Со страхом поглядывали слобожане на своего воеводу. Он приказал, чтобы все занялись делом – собирали бы добычу; с собой велел остаться Круку, своему помощнику, и Ратибору.
Даже из мертвого тела не просто достать стрелу: наконечник может остаться, его приходится вырезать. С живым телом так не поступишь.
Кровь из раны насочилась в усы Всеслава, текла по груди. Свесив руки, стоял Крук, опытный воин из тех, кто всем сердцем принадлежал слободе. Сутулый, но с выпуклой грудью, с толстыми кривыми ногами от езды на конях с детства, Крук был молчалив. Когда говорил, будто каркал по-вороньи. Отсюда и кличка, приставшая к нему и заменившая имя. Ратибор молчал, подражая Круку. Чем мог он помочь?
Держа одной рукой стрелу, другой Всеслав щупал сзади шею; и пальцы и тело чувствовали, что близко к коже сидит наконечник стрелы.

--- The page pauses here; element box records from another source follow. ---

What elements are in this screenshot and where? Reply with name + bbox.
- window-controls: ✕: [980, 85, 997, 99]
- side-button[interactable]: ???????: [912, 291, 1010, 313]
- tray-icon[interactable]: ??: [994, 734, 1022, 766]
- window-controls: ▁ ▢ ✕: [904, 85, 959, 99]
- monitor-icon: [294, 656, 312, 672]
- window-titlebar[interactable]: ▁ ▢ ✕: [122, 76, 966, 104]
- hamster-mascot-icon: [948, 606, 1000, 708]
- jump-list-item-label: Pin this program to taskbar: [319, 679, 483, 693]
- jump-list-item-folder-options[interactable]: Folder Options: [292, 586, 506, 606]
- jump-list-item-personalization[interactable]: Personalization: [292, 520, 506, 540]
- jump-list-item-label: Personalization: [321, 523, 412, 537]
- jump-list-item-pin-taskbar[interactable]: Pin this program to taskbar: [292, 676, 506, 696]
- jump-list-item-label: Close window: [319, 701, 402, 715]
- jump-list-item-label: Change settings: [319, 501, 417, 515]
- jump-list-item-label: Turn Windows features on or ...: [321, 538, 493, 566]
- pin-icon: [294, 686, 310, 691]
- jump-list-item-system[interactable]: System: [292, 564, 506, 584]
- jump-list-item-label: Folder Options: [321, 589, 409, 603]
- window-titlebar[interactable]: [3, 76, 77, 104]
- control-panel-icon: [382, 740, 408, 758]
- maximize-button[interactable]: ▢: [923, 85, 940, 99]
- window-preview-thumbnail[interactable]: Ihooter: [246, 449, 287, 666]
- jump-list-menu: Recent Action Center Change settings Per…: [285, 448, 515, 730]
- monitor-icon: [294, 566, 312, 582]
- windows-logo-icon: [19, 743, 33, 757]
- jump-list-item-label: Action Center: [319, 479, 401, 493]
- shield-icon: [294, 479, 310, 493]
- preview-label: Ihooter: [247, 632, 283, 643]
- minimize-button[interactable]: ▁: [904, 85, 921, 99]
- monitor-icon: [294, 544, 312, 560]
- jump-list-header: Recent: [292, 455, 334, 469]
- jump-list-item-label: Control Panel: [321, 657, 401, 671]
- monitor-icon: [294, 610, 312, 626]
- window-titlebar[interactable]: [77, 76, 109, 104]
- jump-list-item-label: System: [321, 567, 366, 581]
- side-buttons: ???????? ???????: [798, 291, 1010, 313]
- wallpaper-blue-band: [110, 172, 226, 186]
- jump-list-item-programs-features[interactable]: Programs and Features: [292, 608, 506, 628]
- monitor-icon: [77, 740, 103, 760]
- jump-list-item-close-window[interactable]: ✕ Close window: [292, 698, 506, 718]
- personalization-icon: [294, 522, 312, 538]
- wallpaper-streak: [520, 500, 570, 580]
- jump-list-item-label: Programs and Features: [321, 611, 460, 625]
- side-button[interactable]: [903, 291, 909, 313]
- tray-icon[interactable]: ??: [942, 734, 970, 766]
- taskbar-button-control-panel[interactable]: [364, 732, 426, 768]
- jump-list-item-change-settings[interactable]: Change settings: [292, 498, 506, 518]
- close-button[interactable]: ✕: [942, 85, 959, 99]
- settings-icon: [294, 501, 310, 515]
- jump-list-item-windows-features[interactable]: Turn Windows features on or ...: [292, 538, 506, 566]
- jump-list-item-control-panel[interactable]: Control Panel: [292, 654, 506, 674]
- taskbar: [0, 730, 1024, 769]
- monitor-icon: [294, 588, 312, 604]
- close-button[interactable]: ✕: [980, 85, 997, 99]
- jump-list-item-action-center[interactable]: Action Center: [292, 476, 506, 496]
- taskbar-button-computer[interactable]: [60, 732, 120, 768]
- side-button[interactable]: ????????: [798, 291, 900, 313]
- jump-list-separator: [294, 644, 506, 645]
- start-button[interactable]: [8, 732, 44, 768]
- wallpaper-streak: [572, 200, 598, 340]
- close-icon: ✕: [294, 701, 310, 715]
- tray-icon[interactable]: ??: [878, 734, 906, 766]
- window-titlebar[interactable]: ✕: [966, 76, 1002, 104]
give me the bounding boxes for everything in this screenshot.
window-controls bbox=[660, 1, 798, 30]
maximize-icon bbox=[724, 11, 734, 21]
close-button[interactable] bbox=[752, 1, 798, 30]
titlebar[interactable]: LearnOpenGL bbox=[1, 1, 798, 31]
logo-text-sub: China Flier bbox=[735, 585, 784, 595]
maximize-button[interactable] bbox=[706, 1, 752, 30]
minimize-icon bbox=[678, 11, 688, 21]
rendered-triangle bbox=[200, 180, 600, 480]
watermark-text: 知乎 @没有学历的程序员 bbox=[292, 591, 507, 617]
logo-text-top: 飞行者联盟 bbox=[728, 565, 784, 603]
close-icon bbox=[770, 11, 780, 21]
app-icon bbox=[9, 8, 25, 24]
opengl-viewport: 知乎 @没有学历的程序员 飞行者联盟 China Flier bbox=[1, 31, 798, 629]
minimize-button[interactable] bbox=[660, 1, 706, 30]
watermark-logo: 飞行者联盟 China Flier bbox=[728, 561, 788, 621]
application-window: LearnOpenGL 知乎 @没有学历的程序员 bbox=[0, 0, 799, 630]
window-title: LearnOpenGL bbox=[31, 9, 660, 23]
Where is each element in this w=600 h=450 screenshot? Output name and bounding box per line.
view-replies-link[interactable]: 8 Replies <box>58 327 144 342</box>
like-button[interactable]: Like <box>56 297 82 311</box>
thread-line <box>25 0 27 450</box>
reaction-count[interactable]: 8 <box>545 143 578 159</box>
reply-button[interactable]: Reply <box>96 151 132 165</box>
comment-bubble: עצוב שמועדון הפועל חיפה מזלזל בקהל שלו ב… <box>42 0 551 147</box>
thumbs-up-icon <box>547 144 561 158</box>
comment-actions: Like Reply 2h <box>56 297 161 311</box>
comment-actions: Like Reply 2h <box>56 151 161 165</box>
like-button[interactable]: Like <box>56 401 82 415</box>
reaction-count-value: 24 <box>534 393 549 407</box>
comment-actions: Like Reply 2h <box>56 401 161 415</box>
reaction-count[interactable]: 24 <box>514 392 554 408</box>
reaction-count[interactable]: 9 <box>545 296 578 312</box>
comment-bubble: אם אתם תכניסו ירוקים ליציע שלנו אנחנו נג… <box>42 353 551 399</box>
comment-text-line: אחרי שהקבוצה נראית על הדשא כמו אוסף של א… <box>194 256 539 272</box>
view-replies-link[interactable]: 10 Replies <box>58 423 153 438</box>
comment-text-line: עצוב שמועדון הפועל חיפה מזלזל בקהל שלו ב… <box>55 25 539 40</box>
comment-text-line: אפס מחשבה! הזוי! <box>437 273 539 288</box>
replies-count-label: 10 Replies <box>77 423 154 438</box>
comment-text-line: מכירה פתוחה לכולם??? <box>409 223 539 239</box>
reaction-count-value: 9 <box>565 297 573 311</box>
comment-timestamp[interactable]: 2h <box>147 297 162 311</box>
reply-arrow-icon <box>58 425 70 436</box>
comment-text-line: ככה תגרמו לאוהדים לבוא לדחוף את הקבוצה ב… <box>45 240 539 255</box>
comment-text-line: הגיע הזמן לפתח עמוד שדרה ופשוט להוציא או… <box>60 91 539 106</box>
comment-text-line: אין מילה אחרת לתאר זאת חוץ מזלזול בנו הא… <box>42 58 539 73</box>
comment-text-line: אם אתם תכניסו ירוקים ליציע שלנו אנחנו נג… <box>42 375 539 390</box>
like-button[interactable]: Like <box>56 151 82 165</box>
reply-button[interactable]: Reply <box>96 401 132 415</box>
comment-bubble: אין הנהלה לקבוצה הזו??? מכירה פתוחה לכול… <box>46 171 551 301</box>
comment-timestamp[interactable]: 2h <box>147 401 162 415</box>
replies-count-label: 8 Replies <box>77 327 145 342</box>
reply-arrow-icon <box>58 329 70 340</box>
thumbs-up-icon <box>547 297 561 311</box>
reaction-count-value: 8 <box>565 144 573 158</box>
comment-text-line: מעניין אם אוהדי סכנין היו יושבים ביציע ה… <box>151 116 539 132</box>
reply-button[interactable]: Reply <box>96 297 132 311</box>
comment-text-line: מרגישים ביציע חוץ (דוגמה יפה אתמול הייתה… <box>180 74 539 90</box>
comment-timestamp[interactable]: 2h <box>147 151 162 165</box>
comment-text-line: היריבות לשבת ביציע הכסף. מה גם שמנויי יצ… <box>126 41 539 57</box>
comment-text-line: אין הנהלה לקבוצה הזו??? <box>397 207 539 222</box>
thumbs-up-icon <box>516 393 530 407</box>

– Дайте, – сказал Всеслав, указывая на высокое хазарское седло. Он велел Круку крепко держать седло, а сам опустился на колени, вниз лицом, и уперся расщепом стрелы в ямку под лукой седла. Ратибору Всеслав приказал держать расщеп в ямке, чтобы не соскользнул. Взяв обеими руками за затылок, стоя на коленях, Всеслав надавил. Не торопился, не рванул с силой вперед, как, холодея от ужаса, мысленно подсказывал ему Ратибор. Нет. Медленно, медленно Всеслав всаживал в свое тело стрелу. Он дышал глубоко – вдохнет, задержит, выдохнет. Мышцы напряглись, руки поросли узлами, и Ратибору казалось, что волосы воеводы встали дыбом.